Shane Hipps said something similar regarding his preaching during one of his presentations at Poets, Prophets and Preachers in Grand Rapids last year. He preaches it, leaves the words and doesn’t think about them the rest of the afternoon. From the illustration he wanted to use (“Forget about it”), the awkward wording (“Don’t regret about it), the key line that he had been waiting all week to say (“Well there’s next week”). He said he is allowing himself to enjoy the freedom of releasing the message and allowing the Spirit and hearts to work.

I, of course, find it compelling to feel that way.

The results-problem is not a new thought for anyone. I know I have spent a lot of time throughout my 10 years of ministry dwelling on this very point. How do I release it without getting lazy? How do I care without caring so much? Was Jesus not disheartened when the crowds rejected His words or was the line “He who has ears, let him hear” really enough to release Him from the results?

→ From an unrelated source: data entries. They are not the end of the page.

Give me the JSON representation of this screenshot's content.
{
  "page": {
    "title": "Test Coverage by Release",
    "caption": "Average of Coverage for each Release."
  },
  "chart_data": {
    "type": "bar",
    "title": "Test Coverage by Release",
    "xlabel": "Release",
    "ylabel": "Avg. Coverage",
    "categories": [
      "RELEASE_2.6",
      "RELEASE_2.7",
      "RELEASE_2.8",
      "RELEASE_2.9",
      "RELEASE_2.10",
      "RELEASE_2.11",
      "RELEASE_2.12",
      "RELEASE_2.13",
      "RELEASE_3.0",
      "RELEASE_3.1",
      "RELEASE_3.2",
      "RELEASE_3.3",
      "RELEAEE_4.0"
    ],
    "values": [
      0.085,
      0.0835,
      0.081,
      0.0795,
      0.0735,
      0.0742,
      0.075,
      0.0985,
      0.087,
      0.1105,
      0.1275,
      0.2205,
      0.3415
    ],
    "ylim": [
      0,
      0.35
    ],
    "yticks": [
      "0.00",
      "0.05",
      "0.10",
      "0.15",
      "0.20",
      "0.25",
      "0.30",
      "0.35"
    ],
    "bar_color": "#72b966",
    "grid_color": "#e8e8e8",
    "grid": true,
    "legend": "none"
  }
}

I remember hearing an older, well-season pastor say to me, “If the people didn’t like Jesus’ sermons, I’m not going to feel bad if they don’t like mine”. I thought, “Well you should because I’ve heard you preach – the sermons suck.” But instead I said something like, “People don’t tell you negative feedback because they are afraid of you. So yeah technically, you are not focused on the results.” Then I ran because I knew I was much faster than he was. Kidding, kidding sorta …

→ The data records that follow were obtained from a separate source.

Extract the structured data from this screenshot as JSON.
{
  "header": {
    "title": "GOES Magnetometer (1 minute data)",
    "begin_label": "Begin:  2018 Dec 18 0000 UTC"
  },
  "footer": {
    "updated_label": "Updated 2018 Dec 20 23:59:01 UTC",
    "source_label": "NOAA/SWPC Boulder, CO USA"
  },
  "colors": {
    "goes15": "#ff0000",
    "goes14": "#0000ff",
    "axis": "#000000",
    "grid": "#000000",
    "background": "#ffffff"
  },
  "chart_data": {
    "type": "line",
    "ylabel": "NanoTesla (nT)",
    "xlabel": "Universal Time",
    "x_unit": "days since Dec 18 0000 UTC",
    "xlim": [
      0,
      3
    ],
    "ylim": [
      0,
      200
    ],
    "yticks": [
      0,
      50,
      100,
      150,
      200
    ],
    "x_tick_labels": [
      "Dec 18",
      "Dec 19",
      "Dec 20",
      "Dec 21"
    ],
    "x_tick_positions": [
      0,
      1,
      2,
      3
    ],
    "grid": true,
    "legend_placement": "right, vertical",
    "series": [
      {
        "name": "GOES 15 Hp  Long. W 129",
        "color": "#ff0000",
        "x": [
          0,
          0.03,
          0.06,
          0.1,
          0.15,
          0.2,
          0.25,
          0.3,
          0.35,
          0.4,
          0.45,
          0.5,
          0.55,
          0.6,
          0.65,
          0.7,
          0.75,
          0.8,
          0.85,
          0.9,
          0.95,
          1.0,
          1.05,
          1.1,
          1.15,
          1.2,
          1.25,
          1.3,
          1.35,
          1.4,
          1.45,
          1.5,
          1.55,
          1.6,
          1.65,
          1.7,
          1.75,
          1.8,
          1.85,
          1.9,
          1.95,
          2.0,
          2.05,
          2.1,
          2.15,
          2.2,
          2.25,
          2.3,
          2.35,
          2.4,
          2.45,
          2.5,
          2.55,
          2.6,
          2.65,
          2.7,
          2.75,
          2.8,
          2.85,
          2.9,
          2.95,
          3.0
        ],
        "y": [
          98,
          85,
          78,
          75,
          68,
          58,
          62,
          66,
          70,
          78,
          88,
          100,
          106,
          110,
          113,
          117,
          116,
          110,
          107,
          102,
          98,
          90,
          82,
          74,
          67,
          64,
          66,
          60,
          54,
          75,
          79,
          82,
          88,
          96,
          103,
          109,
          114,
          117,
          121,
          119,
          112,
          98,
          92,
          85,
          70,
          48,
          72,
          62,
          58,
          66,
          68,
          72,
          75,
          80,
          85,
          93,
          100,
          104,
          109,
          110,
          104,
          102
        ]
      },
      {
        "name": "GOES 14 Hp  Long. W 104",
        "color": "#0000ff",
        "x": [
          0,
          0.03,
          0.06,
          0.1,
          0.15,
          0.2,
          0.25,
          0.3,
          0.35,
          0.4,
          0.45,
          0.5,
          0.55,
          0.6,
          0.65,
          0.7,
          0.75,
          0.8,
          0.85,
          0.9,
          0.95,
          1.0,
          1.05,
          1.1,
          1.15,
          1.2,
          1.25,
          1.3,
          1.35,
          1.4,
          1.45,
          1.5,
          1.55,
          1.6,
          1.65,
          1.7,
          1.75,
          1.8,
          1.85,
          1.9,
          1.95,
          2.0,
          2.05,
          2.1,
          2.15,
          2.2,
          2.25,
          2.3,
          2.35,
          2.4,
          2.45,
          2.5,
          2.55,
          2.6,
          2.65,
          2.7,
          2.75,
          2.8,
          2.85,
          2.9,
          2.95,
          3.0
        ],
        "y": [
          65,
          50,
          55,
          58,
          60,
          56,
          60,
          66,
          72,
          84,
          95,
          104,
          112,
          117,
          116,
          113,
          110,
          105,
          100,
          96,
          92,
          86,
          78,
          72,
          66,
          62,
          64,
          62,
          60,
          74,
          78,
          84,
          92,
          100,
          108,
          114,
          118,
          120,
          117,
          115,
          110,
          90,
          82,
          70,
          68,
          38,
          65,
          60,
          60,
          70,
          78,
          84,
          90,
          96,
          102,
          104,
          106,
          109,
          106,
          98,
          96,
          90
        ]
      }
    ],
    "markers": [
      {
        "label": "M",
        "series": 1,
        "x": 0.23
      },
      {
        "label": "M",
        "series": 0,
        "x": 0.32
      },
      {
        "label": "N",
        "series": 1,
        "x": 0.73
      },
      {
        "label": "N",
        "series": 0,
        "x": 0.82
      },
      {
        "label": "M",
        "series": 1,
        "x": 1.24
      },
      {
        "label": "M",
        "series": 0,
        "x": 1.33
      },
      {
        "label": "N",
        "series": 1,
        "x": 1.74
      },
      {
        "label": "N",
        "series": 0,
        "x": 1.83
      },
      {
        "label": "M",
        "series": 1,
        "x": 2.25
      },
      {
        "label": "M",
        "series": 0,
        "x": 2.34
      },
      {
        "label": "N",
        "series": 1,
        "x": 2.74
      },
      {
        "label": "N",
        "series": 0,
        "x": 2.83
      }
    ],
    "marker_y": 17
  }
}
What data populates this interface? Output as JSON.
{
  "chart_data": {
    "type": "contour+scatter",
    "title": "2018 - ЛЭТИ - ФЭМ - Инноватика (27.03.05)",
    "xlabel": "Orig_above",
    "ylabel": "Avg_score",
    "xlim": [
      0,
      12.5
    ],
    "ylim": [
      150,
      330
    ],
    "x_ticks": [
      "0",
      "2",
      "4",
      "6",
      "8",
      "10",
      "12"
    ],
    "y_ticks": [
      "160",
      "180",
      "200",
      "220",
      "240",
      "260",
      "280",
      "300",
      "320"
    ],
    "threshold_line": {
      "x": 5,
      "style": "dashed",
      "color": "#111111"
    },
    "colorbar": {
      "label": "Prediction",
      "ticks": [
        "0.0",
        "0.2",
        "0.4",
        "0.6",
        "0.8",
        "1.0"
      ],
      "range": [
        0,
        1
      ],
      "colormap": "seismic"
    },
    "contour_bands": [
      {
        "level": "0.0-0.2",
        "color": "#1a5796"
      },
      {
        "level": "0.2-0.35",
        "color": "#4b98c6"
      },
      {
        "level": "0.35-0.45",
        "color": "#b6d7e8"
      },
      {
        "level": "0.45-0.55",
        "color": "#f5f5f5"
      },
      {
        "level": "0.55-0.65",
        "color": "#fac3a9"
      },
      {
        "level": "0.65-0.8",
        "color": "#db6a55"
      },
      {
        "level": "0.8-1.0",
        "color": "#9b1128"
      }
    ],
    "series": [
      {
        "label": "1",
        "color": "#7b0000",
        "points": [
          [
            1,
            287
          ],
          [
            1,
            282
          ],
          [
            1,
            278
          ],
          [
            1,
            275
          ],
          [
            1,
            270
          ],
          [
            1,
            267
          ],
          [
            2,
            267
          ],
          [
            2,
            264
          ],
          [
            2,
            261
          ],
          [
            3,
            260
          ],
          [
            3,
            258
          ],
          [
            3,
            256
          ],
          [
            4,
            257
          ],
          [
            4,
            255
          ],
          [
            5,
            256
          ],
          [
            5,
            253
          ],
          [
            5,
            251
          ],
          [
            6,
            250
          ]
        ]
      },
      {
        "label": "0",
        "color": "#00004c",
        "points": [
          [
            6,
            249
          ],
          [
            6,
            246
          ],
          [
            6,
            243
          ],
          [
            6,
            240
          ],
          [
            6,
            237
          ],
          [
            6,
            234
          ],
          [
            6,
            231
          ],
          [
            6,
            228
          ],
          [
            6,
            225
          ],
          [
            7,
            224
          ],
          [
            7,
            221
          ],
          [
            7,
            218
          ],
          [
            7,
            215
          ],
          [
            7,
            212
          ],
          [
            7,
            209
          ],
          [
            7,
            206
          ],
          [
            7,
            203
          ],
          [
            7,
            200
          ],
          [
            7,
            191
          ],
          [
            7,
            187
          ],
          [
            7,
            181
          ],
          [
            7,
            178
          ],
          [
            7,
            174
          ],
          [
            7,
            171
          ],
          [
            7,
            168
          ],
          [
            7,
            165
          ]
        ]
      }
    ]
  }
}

There is a skeptical nature that I have towards Dallas’ words. We all know of a church that enables its pastors because he’s getting people down the aisle or he’s getting the new education wing built or whatever result justifies inappropriate behavior. Missional pastors who try to avoid these types of standards tend to focus on subjective matters like feedback that reflects actions of a transformed heart or the support of a others-centered project. These are arguably our altar calls and education wings. I’m not saying this is wrong, I am just looking in the mirror and finding the obstructions in my vision.

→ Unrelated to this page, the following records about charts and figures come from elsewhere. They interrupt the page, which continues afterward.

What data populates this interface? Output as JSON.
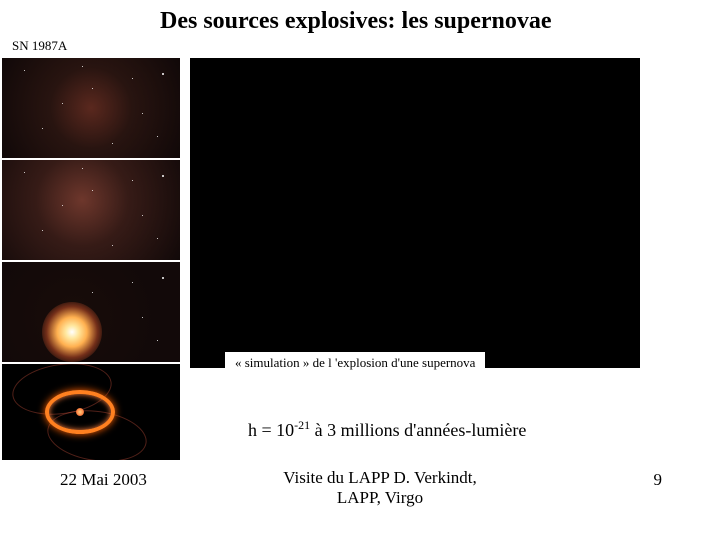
{
  "title": "Des sources explosives: les supernovae",
  "subtitle": "SN 1987A",
  "simulation_caption": "« simulation » de l 'explosion d'une supernova",
  "equation_prefix": "h = 10",
  "equation_exp": "-21",
  "equation_suffix": "  à 3 millions d'années-lumière",
  "footer_date": "22 Mai 2003",
  "footer_center_line1": "Visite du LAPP          D. Verkindt,",
  "footer_center_line2": "LAPP, Virgo",
  "slide_number": "9",
  "colors": {
    "background": "#ffffff",
    "text": "#000000",
    "sim_box": "#000000",
    "ring": "#ff8020"
  }
}
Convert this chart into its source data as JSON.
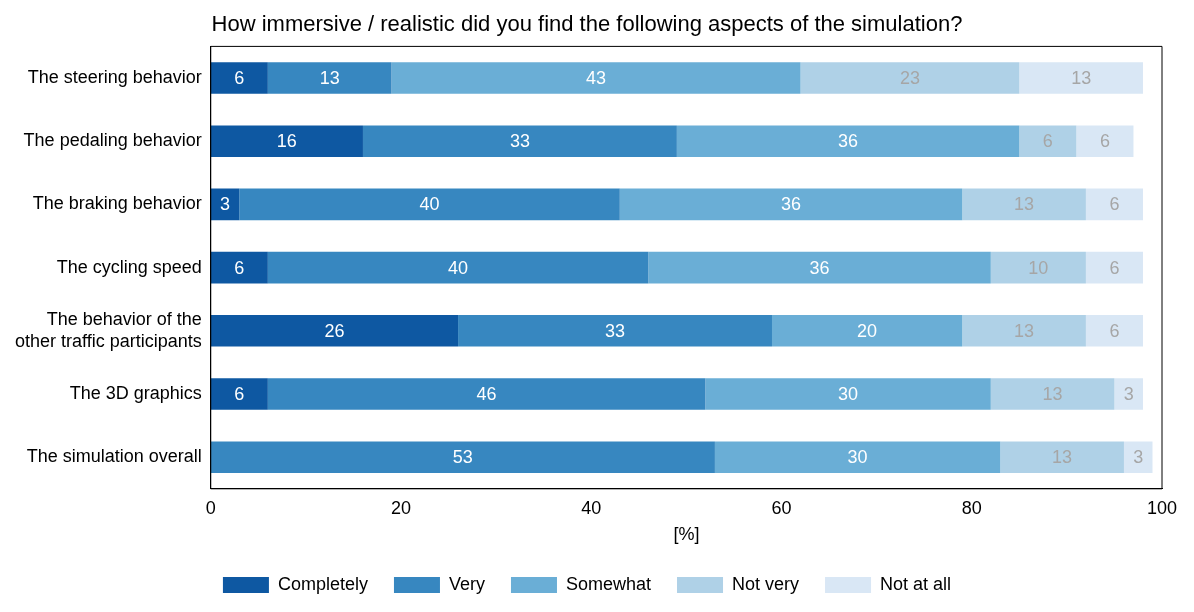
{
  "chart_data": {
    "type": "bar",
    "orientation": "horizontal",
    "stacked": true,
    "title": "How immersive / realistic did you find the following aspects of the simulation?",
    "xlabel": "[%]",
    "categories": [
      "The steering behavior",
      "The pedaling behavior",
      "The braking behavior",
      "The cycling speed",
      "The behavior of the other traffic participants",
      "The 3D graphics",
      "The simulation overall"
    ],
    "xlim": [
      0,
      100
    ],
    "xticks": [
      0,
      20,
      40,
      60,
      80,
      100
    ],
    "grid": false,
    "legend": "bottom",
    "data_labels": true,
    "series": [
      {
        "name": "Completely",
        "color": "#0e58a2",
        "values": [
          6,
          16,
          3,
          6,
          26,
          6,
          null
        ]
      },
      {
        "name": "Very",
        "color": "#3787c0",
        "values": [
          13,
          33,
          40,
          40,
          33,
          46,
          53
        ]
      },
      {
        "name": "Somewhat",
        "color": "#6aaed6",
        "values": [
          43,
          36,
          36,
          36,
          20,
          30,
          30
        ]
      },
      {
        "name": "Not very",
        "color": "#afd1e7",
        "values": [
          23,
          6,
          13,
          10,
          13,
          13,
          13
        ]
      },
      {
        "name": "Not at all",
        "color": "#d9e7f5",
        "values": [
          13,
          6,
          6,
          6,
          6,
          3,
          3
        ]
      }
    ]
  }
}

If I being completely honest, my cynicism can even be directed to a personal hero like Dallas. “It’s easy to say that you the results do not not depend on us when you are a sought after speaker and your publisher worries if the book doesn’t sell 50,000 copies. You worry about which speaking engagements to reject, I worry that “my audience” won’t come back next week.”

Further, this post can easily get into the unfair standards that pastors are often judged (as I just demonstrated three short paragraphs ago ;-). But this is precisely what Willard’s wisdom is offering to help. Realizing the results do not depend on us as pastors becomes an issue of submission and trust in the Holy Spirit. How do we prevent from becoming lazy and unattached? My best answer is as we live Spirit-led lives following Jesus, we live faithfully to the calling we have received. While this does not mean that one should allow themselves to be abused by the church, it does confirm that we are intentionally focused on living a life that prioritizes pleasing the Father over people.

So, as it is true for all of us in our various vocations, callings and walks of life – may the Lord judge us with justice and mercy as we walk humbly before Him.